2. Jeżeli chodzi o wymóg wyższego wykształcenia przed rozpoczęciem szkolenia to kompletna bzdura bo powoduje przesunięcie procesu szkolenia o kilka lat. Przecież można zrobić to równolegle - jak już wojsko nie chce tego robić, to zawsze można wysłać "delikwenta" na zaoczne studia i dopiero po ich ukończeniu awansować na oficera (ups ... to tzn. "kandydata na oficera" - czyli podporucznika

) - a do tego czasu facet już lata praktycznie i się szkoli, a że jako "podchorąży" - czy jak ten nowy twór będzie nazwany - to nie ma znaczenia. To tylko kwestia wrzucenia tego w siatkę płac w odpowiednim miejscu - jest to tylko papier więc "przyjmie wszystko".
Dla mnie to kompletna bzdura z tym wymogiem wykształcenia - ktoś tu szuka pozornych oszczędności. Rozumiem, że przy szkoleniu oficera wojsk lądowych tak wymyślili - 12 miesięcy szkolenia po cywilnych studiach.

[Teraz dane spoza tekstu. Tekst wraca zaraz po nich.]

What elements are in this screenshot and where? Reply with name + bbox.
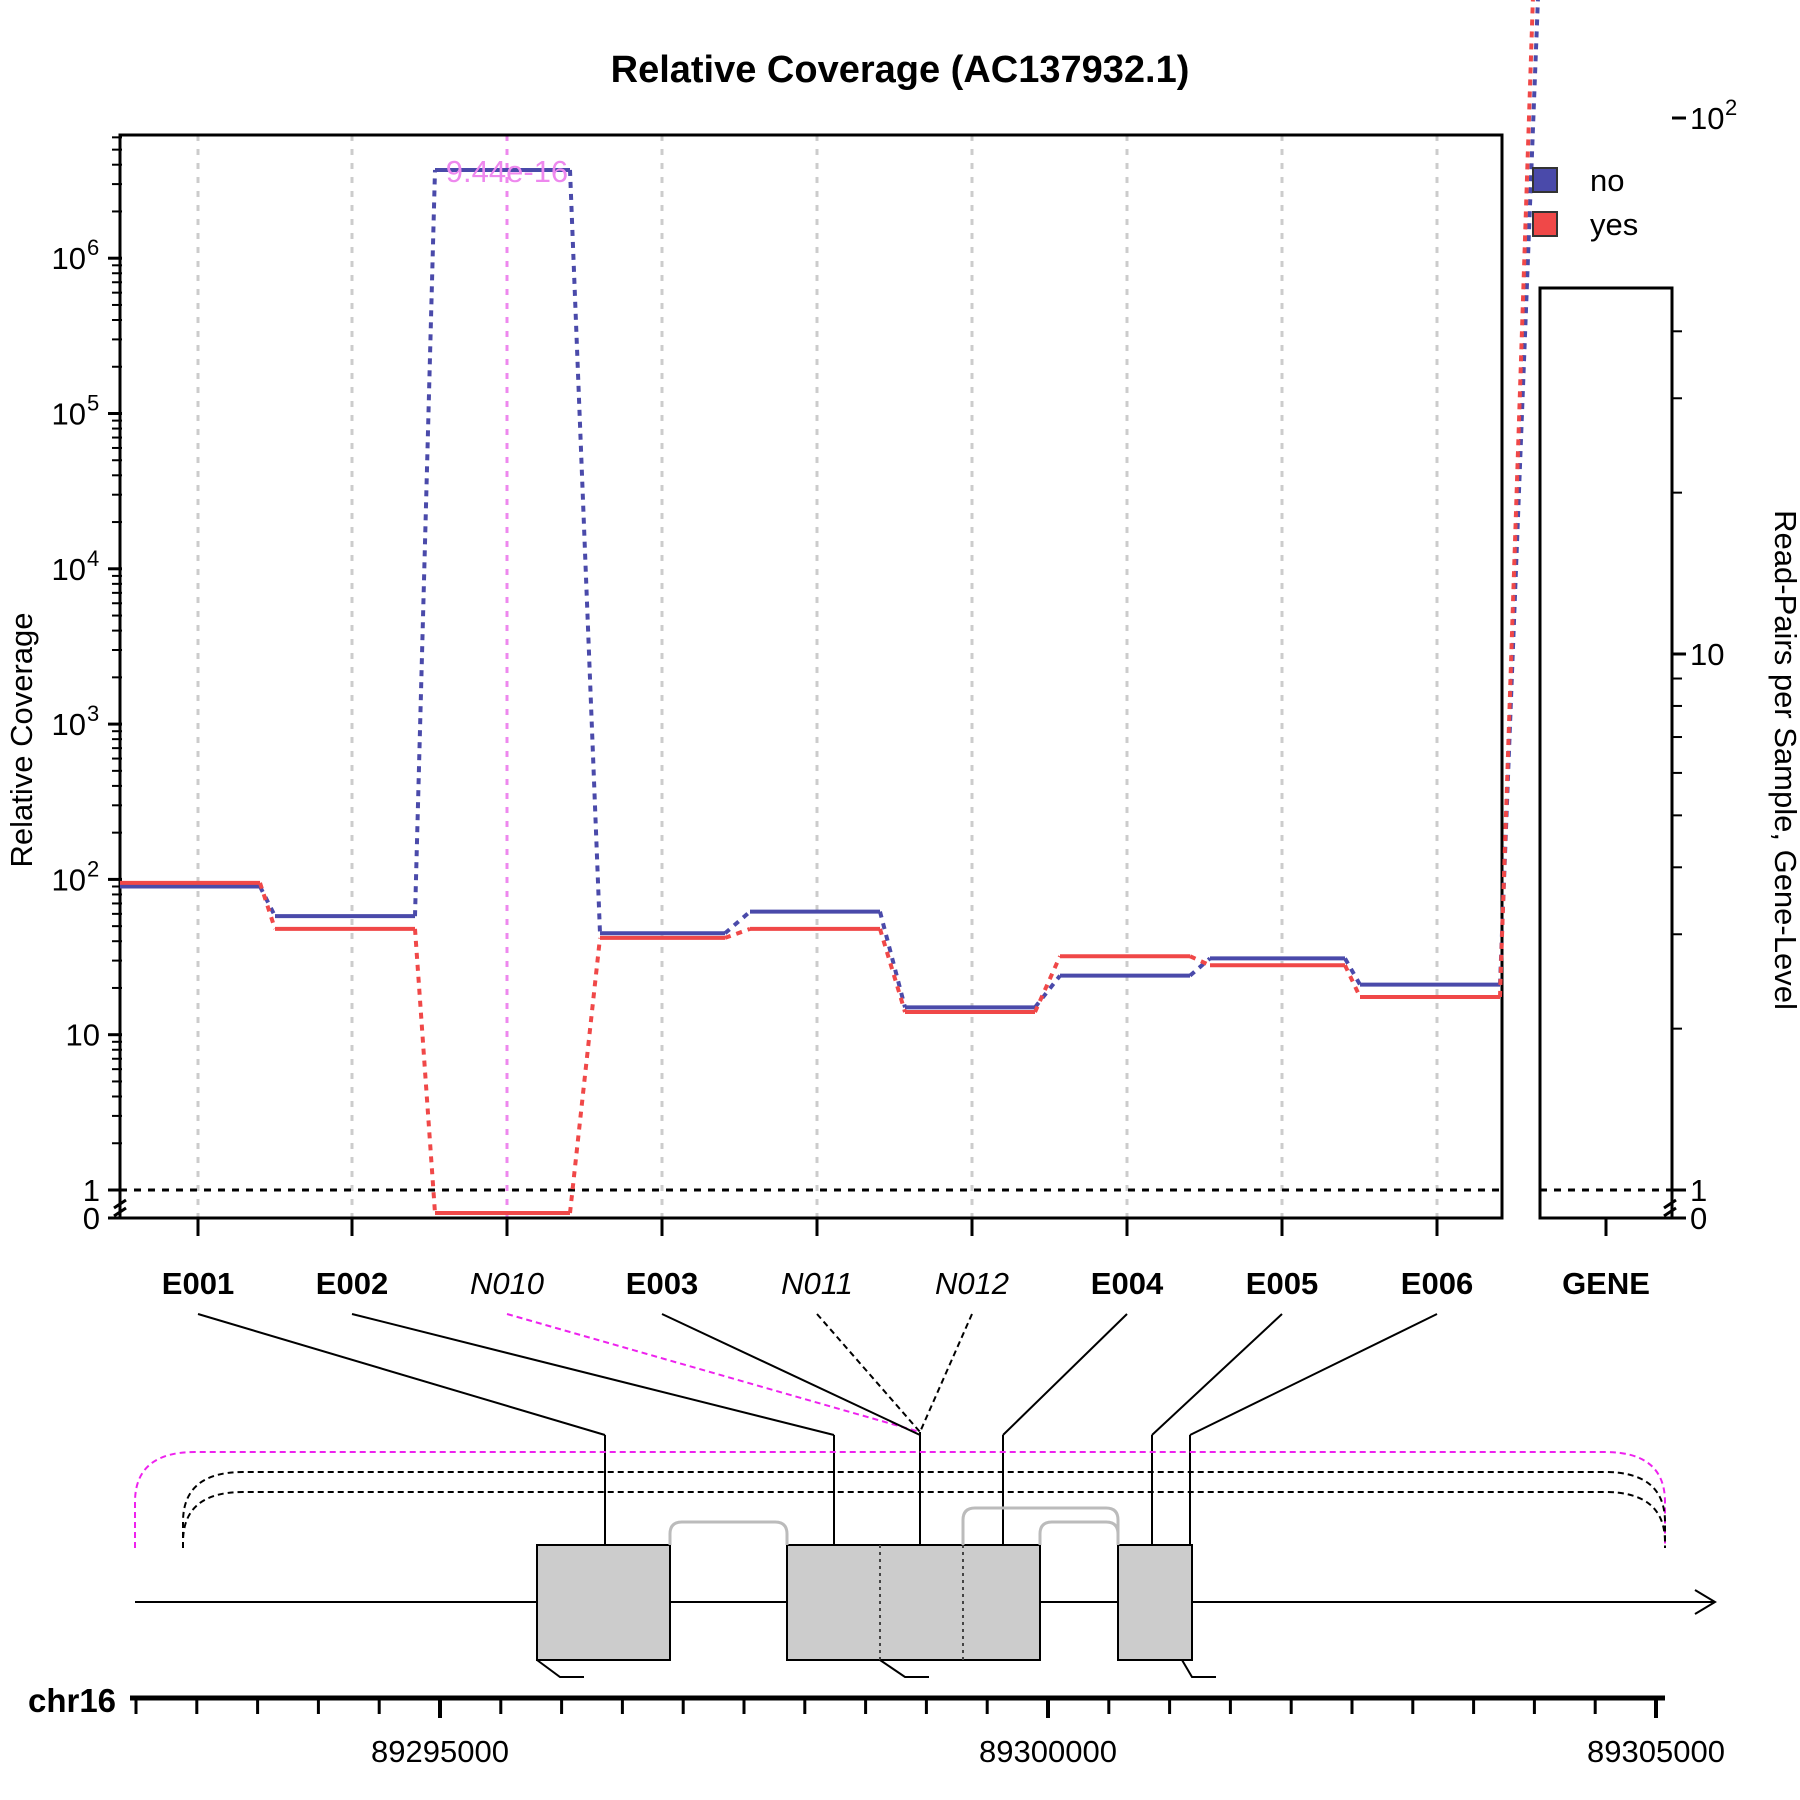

No daje to jakieś oszczędności - nie trzeba zakwaterowania, wyżywienia, opłacania wykładowców itd. przez 3-4 lata. Natomiast w przypadku pilota myśliwca - przy kosztach szkolenia sięgających milionów dolarów to kompletna głupota i pozorne oszczędności. Skrócenie okresu akrywnego latania o te 3-4 lata znacznie więcej kosztuje, niż utrzymywanie statusu szkoły wyższej, czy wysłanie (za pieniądze armii) takiego gościa na cywilne studia zaoczne.